Describe the content of a processing contract.

Answer 27

must stipulate: - data must only processed on documented instructions. - that authorised persons to process the personal data have committed to confidentiality - take measures pursuant to article 32 on security of processing - respect the conditions for enlisting another processor - advise the controller on technical and organisational measures to fulfil requests to exercise data subject rights - assist in complying with obligations 32 - 36 - delete/ return all personal data to the controller after the end of data processing services - be able to show compliance with Art 28, allow for audits and inspections by controller orauditor mandated by controller.

Question 28

What does Article 28 (3) of the GDPR refer to

Answer 28

the written agreement for the processing by a processor, and the contents of said agreement.

Question 29

What must a processor do to outsource processing to another processor?

Answer 29

article 28 (2)of GDPR: obtain written authorisation, which may be general or specific and give the controller the opportunity to object.

Question 30

does outsourcing sub-processing absolve the processor of its liability to the controller?

Answer 30

No.

Question 31

should a data subject be notified of the arrangement between joint controllers?

Answer 31

Yes, but only the essence.

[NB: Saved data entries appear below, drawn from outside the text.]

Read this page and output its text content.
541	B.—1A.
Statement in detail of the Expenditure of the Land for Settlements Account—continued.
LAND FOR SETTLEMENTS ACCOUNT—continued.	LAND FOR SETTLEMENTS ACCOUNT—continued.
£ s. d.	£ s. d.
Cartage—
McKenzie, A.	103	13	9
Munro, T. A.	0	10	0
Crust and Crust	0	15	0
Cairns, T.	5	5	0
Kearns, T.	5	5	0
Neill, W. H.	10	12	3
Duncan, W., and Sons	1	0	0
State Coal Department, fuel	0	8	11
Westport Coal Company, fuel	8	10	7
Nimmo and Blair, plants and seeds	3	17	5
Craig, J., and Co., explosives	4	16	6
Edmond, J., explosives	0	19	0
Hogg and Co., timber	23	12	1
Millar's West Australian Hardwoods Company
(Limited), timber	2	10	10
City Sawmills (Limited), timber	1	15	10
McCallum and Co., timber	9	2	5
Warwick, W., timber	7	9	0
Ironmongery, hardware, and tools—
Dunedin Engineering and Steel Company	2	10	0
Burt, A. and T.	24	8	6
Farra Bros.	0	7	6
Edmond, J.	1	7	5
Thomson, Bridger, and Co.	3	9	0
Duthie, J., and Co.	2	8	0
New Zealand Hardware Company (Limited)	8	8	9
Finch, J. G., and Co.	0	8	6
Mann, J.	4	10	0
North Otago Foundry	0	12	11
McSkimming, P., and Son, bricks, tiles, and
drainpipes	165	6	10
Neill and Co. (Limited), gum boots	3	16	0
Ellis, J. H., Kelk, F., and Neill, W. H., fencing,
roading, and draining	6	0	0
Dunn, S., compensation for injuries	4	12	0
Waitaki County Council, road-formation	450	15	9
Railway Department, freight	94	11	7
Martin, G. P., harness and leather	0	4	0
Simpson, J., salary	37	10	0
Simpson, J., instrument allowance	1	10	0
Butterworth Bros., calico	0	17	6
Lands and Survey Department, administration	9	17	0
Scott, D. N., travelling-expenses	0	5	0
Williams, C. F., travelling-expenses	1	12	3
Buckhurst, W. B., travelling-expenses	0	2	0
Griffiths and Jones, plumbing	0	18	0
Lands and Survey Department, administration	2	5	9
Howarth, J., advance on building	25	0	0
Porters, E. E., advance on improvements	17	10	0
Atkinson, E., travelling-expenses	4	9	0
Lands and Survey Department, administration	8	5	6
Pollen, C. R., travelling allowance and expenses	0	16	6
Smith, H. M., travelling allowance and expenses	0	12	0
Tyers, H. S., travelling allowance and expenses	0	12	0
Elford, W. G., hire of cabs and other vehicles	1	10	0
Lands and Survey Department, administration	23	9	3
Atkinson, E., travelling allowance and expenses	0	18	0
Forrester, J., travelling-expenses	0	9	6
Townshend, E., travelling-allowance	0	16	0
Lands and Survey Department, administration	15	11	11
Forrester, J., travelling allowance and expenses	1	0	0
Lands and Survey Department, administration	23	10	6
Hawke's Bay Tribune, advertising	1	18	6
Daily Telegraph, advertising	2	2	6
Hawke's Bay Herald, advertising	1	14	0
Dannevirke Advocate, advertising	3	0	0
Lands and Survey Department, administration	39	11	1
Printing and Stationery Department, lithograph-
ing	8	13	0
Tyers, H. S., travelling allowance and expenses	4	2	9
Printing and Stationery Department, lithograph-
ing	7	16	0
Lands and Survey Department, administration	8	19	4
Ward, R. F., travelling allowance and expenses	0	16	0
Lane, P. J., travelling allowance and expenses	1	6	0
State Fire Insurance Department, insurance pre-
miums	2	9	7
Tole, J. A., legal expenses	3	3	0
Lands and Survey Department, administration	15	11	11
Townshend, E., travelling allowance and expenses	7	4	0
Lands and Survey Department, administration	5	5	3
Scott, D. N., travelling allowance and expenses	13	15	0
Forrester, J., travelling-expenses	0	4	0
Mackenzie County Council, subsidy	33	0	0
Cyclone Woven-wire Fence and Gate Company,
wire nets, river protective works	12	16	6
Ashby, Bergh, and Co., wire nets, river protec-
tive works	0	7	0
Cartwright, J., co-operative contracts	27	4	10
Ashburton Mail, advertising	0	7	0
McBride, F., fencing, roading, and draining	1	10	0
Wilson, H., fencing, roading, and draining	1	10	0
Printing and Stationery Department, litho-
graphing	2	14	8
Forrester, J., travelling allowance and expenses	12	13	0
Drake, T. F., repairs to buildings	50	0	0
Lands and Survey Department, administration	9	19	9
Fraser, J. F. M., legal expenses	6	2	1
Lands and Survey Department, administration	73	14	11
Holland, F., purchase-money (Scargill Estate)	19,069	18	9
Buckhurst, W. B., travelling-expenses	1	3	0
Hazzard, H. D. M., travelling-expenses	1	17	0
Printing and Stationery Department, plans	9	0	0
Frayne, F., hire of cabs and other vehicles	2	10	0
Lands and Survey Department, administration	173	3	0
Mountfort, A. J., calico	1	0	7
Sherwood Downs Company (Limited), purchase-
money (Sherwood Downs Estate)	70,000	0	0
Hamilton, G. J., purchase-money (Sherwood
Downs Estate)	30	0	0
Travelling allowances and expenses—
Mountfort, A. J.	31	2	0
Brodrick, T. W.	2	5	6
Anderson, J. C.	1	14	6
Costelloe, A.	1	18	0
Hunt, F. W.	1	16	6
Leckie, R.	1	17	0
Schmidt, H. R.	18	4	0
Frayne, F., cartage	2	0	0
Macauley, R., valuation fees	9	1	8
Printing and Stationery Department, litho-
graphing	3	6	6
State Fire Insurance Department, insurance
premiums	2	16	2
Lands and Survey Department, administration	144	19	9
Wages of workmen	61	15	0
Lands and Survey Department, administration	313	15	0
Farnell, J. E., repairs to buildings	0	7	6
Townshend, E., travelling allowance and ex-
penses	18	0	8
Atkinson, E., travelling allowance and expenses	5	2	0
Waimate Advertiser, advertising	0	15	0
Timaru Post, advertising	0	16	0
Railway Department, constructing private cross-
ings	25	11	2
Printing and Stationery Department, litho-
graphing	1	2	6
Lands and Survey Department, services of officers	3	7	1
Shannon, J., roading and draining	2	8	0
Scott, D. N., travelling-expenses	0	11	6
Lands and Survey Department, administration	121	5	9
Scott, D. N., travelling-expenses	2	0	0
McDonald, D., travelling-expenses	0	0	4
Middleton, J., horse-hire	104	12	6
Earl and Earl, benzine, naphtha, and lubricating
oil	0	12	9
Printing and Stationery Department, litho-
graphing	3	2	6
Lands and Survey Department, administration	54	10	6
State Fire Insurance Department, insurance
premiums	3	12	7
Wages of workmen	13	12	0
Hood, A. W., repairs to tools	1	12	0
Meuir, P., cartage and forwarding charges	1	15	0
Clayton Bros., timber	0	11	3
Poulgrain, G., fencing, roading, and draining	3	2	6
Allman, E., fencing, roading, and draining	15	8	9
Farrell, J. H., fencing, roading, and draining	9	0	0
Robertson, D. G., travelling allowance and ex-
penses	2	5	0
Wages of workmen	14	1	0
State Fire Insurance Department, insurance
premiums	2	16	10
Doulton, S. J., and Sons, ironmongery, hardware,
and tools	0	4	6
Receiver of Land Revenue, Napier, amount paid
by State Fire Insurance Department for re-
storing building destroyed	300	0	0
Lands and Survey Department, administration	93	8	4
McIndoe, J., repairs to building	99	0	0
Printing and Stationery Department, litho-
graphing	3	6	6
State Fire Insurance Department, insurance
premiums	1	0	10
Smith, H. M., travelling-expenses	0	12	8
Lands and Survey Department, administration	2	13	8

According to Guidelines 07/2020: the essensce should address the elements referenced in Act 13 & 14

Question 32

Define processing?

Answer 32

operation/set of operations performed on personal data or sets of personal data, whether by automated or non-automated means. However, for the GDPR to apply, the processing must be automated means/or form part of a filing system.

Question 33

Who is a data subject?

Answer 33

not defined in the GDPR. Additionally, one may be a data subject but not have the GDPR apply to them.